Godzilla QE Bets Have Calls for Japan Stock Rally Growing Louder

May 20, 2014 7:16 pm ET

(For more Market Line columns, see NI MKTLINE or e-mail mregan12@bloomberg.net to receive daily in your inbox.)

May 21 (Bloomberg) -- Here are two things that are rare in Tokyo: Godzilla talks out his problems with other monsters peacefully, and Japan’s stocks trade at a discount to the U.S.

The latter is true these days for the first time since October 2012 as the Nikkei 225 Stock Average’s 14 percent plunge this year leaves it at 15.9 times forecast earnings, compared with about 16 times for the S&P 500 as of yesterday’s open. While the discount is small, it’s notable how infrequently it occurs.

In 2012, the discount lasted for about five months and preceded a 57 percent rally in the Nikkei 225 in 2013 that almost doubled the S&P 500’s 30 percent gain for the year. The bad news, of course, was that most of the outperformance was due to a weakening yen. In dollar terms, the Nikkei 225 rose 28 percent last year.

The previous occurrence of any considerable length lasted for about half of October in 2008, which is also the last time Japan’s valuation was lower on a trailing basis. The Nikkei beat the S&P 500 by 10 percentage points from the end of October 2008 through October 2009. Priced in dollars, it beat the U.S. benchmark by 21 percentage points.

Godzilla-Sized

Increases in earnings estimates, coupled with lower valuations and the drop in stock prices, make Japan’s equities the most attractive on Oppenheimer & Co.’s rank of 30 countries, according to a report this week from the firm’s portfolio strategist Andrew Burkly.

A “Godzilla-sized quantitative easing” program, along with other factors such as a push by government pension funds into stocks, could lead to a “blockbuster summer” for Japanese equities, according to Jeff Kleintop, chief market strategist at LPL Financial LLC in Boston, who is clearly excited about the return of the Japanese monster to theaters.

This year’s dip in stocks and economic headwinds from higher consumer taxes may lower Japanese policymakers’ confidence and prompt an extension of quantitative easing beyond 2014, according to Kleintop.
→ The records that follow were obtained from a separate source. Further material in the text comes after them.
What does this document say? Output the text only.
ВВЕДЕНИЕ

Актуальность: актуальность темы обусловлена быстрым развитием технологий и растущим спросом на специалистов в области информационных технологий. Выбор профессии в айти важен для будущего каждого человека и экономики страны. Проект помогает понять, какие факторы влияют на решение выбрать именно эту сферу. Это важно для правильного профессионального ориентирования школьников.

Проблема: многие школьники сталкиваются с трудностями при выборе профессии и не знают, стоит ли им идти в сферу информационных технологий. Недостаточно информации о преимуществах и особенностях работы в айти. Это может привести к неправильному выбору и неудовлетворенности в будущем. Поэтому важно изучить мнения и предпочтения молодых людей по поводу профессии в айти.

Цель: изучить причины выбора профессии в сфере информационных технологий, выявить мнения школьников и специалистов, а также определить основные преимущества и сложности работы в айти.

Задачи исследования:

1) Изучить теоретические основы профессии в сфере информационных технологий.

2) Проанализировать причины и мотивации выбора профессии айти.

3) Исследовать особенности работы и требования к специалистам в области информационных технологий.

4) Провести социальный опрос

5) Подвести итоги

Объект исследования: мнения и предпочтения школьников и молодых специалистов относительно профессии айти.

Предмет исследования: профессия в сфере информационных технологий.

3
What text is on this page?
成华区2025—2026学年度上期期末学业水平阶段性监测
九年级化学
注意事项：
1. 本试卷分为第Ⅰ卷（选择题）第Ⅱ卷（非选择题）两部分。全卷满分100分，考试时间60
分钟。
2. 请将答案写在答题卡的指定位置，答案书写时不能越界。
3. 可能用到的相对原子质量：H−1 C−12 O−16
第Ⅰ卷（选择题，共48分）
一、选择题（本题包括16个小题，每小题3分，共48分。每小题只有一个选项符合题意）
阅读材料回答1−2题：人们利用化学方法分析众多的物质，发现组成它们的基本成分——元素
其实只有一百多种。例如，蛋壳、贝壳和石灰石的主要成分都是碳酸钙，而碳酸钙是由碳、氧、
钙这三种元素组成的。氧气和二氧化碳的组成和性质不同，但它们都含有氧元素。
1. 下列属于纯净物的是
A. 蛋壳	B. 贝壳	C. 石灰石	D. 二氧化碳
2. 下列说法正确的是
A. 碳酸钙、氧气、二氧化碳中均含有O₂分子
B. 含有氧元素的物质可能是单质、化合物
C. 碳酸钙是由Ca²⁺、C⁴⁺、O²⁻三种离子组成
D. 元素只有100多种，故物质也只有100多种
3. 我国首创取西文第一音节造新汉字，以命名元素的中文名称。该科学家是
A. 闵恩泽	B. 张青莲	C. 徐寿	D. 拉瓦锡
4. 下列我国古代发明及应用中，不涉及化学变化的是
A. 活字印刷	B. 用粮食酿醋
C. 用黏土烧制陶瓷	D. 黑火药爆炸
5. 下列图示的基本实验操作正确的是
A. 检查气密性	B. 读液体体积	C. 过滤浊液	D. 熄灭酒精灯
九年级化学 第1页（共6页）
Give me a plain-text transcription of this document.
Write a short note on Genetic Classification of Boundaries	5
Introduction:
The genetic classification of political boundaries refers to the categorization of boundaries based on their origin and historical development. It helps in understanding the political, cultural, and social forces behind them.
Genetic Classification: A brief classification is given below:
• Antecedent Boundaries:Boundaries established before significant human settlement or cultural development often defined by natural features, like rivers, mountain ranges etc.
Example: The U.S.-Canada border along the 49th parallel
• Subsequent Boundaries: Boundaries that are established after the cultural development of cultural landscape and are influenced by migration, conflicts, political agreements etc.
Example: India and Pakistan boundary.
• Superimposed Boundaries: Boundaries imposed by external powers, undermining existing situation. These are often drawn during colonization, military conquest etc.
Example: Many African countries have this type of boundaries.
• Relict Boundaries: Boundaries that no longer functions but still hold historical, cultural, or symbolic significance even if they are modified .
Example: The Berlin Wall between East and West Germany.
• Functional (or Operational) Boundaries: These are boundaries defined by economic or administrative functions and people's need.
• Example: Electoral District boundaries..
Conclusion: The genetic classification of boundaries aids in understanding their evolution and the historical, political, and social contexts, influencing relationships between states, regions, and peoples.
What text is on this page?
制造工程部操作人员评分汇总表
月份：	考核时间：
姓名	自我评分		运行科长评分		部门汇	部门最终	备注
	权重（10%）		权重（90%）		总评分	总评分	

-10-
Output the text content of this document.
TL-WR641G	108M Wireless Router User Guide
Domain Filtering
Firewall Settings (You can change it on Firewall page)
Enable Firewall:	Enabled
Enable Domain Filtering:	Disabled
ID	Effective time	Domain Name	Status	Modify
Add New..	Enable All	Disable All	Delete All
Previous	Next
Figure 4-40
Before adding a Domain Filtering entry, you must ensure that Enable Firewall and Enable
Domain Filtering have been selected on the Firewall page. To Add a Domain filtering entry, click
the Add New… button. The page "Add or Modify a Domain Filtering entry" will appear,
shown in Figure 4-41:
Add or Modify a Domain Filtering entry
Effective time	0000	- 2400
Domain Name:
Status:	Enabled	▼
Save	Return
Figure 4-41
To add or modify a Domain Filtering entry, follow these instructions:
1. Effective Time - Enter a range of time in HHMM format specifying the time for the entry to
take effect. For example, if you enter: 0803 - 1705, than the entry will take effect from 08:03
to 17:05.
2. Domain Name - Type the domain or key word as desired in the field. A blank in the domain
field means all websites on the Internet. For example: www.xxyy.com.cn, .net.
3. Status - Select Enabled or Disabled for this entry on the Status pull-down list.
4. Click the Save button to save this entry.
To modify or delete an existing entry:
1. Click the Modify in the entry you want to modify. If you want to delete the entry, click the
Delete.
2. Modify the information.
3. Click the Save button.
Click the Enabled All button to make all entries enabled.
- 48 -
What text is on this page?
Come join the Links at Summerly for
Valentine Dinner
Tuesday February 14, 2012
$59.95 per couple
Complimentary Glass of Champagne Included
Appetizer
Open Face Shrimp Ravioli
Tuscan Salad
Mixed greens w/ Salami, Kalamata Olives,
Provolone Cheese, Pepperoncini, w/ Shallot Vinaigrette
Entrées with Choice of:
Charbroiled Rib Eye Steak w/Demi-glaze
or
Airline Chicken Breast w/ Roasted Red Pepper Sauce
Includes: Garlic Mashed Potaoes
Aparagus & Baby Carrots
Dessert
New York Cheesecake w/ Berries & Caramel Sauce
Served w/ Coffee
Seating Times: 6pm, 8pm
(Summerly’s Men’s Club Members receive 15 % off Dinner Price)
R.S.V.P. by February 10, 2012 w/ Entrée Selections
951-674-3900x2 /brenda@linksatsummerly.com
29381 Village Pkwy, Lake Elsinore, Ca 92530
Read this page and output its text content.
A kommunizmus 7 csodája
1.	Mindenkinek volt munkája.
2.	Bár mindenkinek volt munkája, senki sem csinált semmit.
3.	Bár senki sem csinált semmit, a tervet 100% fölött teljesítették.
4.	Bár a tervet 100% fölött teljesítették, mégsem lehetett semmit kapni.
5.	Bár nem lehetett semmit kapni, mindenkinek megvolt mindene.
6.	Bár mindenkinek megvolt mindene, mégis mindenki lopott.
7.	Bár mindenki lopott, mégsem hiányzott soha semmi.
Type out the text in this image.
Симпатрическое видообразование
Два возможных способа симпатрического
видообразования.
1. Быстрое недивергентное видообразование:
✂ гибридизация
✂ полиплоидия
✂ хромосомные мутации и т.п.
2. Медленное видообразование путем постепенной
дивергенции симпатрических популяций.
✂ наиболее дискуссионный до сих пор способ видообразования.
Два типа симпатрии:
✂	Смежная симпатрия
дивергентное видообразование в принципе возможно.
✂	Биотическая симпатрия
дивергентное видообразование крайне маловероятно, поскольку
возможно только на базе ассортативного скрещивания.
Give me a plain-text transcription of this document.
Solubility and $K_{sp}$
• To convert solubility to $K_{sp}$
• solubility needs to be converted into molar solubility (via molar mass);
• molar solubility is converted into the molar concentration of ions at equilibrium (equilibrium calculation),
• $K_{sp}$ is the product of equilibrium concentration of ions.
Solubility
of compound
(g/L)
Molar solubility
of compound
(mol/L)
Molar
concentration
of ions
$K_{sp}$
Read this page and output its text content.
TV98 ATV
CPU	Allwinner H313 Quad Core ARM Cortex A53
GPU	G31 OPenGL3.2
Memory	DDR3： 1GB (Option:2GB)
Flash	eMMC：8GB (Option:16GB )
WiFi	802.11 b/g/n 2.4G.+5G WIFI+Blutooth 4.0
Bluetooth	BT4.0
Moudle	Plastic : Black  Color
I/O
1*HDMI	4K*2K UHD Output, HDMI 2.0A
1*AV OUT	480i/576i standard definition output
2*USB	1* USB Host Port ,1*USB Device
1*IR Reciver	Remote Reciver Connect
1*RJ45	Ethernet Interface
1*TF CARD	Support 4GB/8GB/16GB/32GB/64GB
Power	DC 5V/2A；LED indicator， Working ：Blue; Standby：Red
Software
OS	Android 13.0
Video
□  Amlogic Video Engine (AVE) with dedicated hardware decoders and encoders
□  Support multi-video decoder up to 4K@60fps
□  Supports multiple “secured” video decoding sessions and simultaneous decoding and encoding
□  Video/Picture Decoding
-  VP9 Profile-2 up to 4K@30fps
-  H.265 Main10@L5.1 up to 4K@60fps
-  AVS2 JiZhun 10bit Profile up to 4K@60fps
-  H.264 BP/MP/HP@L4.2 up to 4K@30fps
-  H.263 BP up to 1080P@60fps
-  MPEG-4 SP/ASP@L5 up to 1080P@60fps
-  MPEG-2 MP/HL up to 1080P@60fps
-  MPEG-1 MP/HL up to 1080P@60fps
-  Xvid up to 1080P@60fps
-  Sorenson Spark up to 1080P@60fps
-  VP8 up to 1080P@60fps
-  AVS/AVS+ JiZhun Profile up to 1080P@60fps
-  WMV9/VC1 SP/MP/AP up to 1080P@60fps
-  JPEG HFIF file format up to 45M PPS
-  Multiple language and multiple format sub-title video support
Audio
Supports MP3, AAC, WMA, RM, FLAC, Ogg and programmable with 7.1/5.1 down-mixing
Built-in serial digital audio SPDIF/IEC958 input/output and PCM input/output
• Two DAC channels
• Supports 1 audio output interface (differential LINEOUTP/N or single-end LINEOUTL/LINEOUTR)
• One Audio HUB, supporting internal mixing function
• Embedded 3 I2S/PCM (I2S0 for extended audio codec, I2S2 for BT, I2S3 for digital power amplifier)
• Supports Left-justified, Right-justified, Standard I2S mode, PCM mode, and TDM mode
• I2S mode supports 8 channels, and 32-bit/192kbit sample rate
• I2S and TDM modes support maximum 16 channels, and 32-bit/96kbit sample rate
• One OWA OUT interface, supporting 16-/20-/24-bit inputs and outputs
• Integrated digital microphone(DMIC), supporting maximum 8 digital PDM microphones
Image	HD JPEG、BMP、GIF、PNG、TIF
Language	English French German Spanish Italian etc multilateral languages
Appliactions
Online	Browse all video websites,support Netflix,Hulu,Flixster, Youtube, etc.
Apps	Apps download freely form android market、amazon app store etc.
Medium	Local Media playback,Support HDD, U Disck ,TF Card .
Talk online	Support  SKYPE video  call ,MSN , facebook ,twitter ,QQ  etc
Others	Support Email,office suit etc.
That, he said, “could be the key to turning around Japan’s stock market.” The announcement of extended stimulus may happen as early as today, though it’s more likely to occur in the summer, he wrote.

Strategists’ forecasts for the Nikkei 225 have come down this year, yet still call for a big rebound from current levels. The average estimate in a Bloomberg survey forecasts an 8.8 percent gain from yesterday’s close to 15,317 by the end of June. The gauge is seen climbing 21 percent to 17,100 by the end of the year, according to the average of 11 estimates. At the beginning of the year, strategists projected a 2.7 percent rise to 16,738 by June 30 and a 2014 increase of 6.4 percent.

The big question is whether the rebound would need to rely solely on a weaker yen that reduces returns in dollar terms.

But with this year’s version of “Godzilla” providing some economic stimulus to the world’s movie houses, maybe it’s time for Japan’s equities to lift their heads out of the water too.